Maka, dalam konteks hubungan keumatan dalam tubuh kaum muslimin saat ini, demikian pula dalam proses pendewasaan diri dalam berbangsa dan bernegara dewasa ini, sekaligus sebagai upaya untuk melawan berita palsu, fitnah, dan juga hoax, perlu dan bahkan penting dikembangkan tradisi tabayun atau klarifikasi dalam setiap informasi yang berkembang di masayarakat. Jikalau ada informasi negatif tentang diri dan kepribadian orang atau pihak lain, terlebih lagi sesama muslim, maka prinsip husnudzan atau praduga tak bersalah harus menjadi pijakan awal dalam menyikapinya, sebelum kemudian melakukan tabayun. Hal lain yang juga harus diwaspadai di era digital ini adalah tajassus,atau mencari-cari kesalahan orang lain, dan juga ghibah atau menggunjing. Keduanya, baik tajassus ataupun ghibah memiliki kadar bahaya yang sangat tinggi. Terlebih di era informasi yang jumlahnya sudah sangat tak terbatas seperti saat ini.

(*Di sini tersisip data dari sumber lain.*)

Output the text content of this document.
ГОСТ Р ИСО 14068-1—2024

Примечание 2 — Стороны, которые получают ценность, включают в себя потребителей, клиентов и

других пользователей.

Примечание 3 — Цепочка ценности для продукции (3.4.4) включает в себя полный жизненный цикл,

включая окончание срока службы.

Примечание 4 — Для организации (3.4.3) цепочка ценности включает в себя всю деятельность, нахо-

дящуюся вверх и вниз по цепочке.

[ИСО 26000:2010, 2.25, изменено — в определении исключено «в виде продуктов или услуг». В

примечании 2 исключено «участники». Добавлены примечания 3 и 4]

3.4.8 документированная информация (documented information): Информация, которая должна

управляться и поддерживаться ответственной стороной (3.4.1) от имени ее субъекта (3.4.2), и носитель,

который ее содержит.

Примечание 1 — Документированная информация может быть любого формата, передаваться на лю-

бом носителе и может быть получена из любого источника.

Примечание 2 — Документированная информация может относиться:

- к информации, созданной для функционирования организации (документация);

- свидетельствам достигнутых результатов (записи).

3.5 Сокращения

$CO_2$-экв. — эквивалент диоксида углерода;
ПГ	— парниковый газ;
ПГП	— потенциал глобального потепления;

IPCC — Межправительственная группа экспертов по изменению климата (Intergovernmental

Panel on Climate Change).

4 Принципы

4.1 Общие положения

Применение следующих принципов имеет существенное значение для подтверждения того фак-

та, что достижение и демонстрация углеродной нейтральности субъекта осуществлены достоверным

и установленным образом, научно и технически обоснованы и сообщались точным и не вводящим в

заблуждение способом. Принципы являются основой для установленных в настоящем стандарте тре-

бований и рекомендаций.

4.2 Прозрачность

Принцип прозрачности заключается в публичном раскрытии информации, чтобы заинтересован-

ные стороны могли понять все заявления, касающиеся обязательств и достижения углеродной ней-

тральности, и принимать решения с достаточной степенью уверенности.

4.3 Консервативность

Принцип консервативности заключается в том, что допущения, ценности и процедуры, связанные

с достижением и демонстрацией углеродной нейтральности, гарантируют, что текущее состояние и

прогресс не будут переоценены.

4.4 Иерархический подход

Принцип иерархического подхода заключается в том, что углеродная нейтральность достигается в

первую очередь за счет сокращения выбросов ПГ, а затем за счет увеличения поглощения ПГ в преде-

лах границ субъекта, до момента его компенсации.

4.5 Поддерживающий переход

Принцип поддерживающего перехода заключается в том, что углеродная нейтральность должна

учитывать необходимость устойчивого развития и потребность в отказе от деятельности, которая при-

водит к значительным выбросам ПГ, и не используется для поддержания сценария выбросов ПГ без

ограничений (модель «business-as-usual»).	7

Demi ihwal tajassus dan juga ghibah ini, Allah berfirman: “Hai orang-orang yang beriman, jauhilah kebanyakan dari prasangka, sesungguhnya sebagian prasangka itu adalah dosa, dan janganlah kamu mencari-cari kesalahan orang lain, dan janganlah sebahagian kamu menggunjing sebahagian yang lain. Sukakah salah seorang di antara kamu memakan daging saudaranya yang sudah mati? Maka tentulah kamu merasa jijik kepadanya. Dan bertakwalah kepada Allah. Sesungguhnya Allah Maha Penerima taubat lagi Maha Penyayang.”(QS. Al-Hujurat : 12) Tatkala prasangka buruk dilarang oleh Allah swt., bukan berarti seseorang diharuskan mencari kepastian tentang kebenaran dari berita tersebut, yang ujungnya akan melahirkan tajassus, atau mencari-cari kesalahan orang lain. Jika berita yang beredar tak membutuhkan tabayyun atau klarifikasi dikarenakan terkait privasi seseorang, maka tak perlu antar sesama saling mencari-cari kesalahan. Justru kita diperintahkan untuk menutupi aib atau kesalahan pribadi orang lain yang tidak ada sangkut pautnya dengan kepentingan orang lain atau kepentingan umum.
Lebih dari itu, ihwal ghibah atau menggunjing, Imam An-Nawawi mengkategorikannya dalam dosa besar. Dalam surat Al-Hujurat di atas, dimetaforkan bahwa menggunjing terhadap saudara seiman sama halnya dengan memakan daging saudaranya tersebut dalam keadaan mati. Jikalau seseorang dipotong dagingnya pastilah ia akan merasa kesakitan yang luar biasa. Bukankah akan lebih sakit lagi jika ia dipotong kehormatannya. Watak tajassus dan ghibah ini sangat berbahaya jika menjangkiti media pemberitaan. Media sudah tidak akan mengabarkan berita dan informasi yang jernih dan proporsional. Produk yang lahir dari watak media yang seperti ini adalah jurnalisme gosip.
Formula Ishlah
Jikalau memang terjadi perselisihan, sudah semestinya perselisihan tersebut tidak dibiarkan berlarut-larut. Harus segera diupayakan jalan ishlah atau perdamaian di antara keduanya. Karena sesama muslim adalah bersaudara. Allah ta’ala berfirman: “Sesungguhnya orang-orang mu’min adalah bersaudara karena itu damaikanlah antara kedua saudaramu dan bertakwalah kepada Allah supaya kamu mendapat rahmat.”(QS. Al-Hujurat : 10) Jalan ishlah akan lapang terbuka, jika masing-masing pihak mengedepankan sikap saling mengalah, dan mencari titik temu di antara dua kepentingan yang menjadi pangkal sengketa. Hal tersebut akan terwujud jika masing-masing pihak tidak mencela, mengolok-olok dan menganggap rendah pihak lain. Serta dia tidak merasa tinggi diri dan paling benar, apalagi paling baik di hadapan Allah SWT.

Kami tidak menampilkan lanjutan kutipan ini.